LaManzanilla, Mexico -- The climate is so kind here we live in shorts, tank tops and wear sandals or go barefoot every day. Once in a while we wear formal wear, shirts with collars and tennis shoes, for walking on the gravel streets up the hills to see how the rich and famous live.
But we always drop our shoes at the front door when we return from long walks to keep the dust and sand outside, where it belongs.
So the other night after we had a fish fry on the patio palapa with our friends Michael, Sylvia, Scott and David, we retired after the final margarita with a pile of shoes outside the door.
When I got up the next day and decided I need my shoes they were not there. I assumed Scott or David picked them up in the dark by accident. I went and woke Scott up to retrieve them before he left for the airport, but he did not know what I was talking about.
I went back to double check and found my socks, slightly soiled, stuffed into a pair of shoes I had never seen before. On closer examination the "new" shoes were tennis shoes, made in Mexico, and one size smaller than mine.
Hmmmm.
Javier, the efficient house man, has no idea what happened.

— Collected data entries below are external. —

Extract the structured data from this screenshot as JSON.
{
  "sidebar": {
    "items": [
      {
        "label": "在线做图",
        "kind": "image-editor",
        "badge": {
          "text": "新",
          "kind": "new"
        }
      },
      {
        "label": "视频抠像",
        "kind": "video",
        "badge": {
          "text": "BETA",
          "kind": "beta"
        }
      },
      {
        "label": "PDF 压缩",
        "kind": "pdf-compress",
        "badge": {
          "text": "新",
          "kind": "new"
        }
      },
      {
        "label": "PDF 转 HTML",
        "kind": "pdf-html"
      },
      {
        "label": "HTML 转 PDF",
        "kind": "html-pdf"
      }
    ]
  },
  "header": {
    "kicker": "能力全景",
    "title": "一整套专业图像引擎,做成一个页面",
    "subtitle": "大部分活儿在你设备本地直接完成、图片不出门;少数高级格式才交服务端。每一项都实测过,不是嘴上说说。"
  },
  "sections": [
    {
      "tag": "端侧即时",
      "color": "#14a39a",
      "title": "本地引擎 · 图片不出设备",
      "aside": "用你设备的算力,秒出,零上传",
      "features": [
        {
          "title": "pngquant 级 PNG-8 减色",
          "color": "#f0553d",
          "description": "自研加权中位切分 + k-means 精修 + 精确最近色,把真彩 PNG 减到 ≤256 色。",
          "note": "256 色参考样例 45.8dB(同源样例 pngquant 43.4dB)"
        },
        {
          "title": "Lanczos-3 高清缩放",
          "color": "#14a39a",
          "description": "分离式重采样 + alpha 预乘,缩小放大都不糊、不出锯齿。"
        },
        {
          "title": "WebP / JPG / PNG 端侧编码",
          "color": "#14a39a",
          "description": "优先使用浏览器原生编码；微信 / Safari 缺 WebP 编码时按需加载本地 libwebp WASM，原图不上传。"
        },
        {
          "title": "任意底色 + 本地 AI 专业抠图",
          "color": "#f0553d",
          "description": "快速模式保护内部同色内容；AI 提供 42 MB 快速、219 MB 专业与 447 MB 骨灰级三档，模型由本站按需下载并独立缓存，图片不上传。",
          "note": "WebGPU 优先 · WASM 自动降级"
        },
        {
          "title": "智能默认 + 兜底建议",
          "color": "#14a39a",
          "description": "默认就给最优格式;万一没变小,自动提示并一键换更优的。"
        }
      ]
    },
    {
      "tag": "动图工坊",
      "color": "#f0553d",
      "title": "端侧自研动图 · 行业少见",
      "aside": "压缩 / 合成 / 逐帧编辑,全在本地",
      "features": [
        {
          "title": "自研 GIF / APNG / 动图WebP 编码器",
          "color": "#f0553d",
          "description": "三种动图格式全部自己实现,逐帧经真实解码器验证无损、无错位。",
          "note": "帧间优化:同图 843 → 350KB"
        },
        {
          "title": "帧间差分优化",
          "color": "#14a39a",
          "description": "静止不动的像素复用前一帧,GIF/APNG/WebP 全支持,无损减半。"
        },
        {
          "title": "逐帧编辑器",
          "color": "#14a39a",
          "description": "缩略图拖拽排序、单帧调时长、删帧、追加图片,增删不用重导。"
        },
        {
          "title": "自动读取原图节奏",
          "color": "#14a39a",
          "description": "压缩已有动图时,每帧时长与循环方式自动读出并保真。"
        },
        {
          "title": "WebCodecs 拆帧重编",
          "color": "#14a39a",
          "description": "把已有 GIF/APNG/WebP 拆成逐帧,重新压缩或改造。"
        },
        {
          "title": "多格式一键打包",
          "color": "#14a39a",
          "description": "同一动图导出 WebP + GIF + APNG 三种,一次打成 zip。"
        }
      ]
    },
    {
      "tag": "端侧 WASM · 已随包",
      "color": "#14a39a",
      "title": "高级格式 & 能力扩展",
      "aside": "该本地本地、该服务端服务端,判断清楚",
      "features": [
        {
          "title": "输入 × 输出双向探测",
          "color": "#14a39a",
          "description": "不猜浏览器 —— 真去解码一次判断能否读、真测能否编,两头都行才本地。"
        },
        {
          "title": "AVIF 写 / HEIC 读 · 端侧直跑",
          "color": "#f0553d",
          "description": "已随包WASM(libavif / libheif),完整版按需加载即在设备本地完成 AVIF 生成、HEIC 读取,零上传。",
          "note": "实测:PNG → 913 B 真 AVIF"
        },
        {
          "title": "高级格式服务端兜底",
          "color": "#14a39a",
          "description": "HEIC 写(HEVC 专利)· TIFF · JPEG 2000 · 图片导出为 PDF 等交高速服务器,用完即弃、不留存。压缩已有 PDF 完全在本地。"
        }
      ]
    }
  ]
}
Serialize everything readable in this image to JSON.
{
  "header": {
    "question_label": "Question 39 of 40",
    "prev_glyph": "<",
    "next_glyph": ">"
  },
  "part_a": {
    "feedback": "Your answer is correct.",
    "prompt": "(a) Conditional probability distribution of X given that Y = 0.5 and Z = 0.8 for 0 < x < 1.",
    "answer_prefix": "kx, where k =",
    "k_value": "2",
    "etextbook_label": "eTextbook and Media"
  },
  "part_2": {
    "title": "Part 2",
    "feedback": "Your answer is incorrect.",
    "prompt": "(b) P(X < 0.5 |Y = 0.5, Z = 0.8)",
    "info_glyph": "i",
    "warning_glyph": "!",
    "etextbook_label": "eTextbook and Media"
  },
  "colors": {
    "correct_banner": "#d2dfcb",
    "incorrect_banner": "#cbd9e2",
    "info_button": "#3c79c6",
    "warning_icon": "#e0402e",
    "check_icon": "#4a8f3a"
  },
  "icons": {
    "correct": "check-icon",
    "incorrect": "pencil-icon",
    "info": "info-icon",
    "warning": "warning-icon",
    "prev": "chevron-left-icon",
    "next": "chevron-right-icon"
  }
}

No one knows where my shoes are, or whose shoes were left behind. We were all sober, perhaps not as a judge, but sober, and have only begun to develop the possibilities:
-- One of us has a shoe fetish and does not want to admit it;
-- Someone sneaked into our enclosed patio in the dead of the night, tried on all available shoes, took mine and left theirs. Sort of an upgrade;
-- Or, our neighbor, who shall go un-named, stole them. Not likely, but currently the favorite theory since he is something of an ugly American, loud and pompous.
The replacement pair are too small for me, so only one thing remains certain. When I arrive back in Camp Connell and the snow and ice, I will probably be wearing a thick pair of socks and my Teva sandals.
I don't think folks on BART in San Francisco will think that weird at all.
But down at the Camp Connell Store, they might start talking.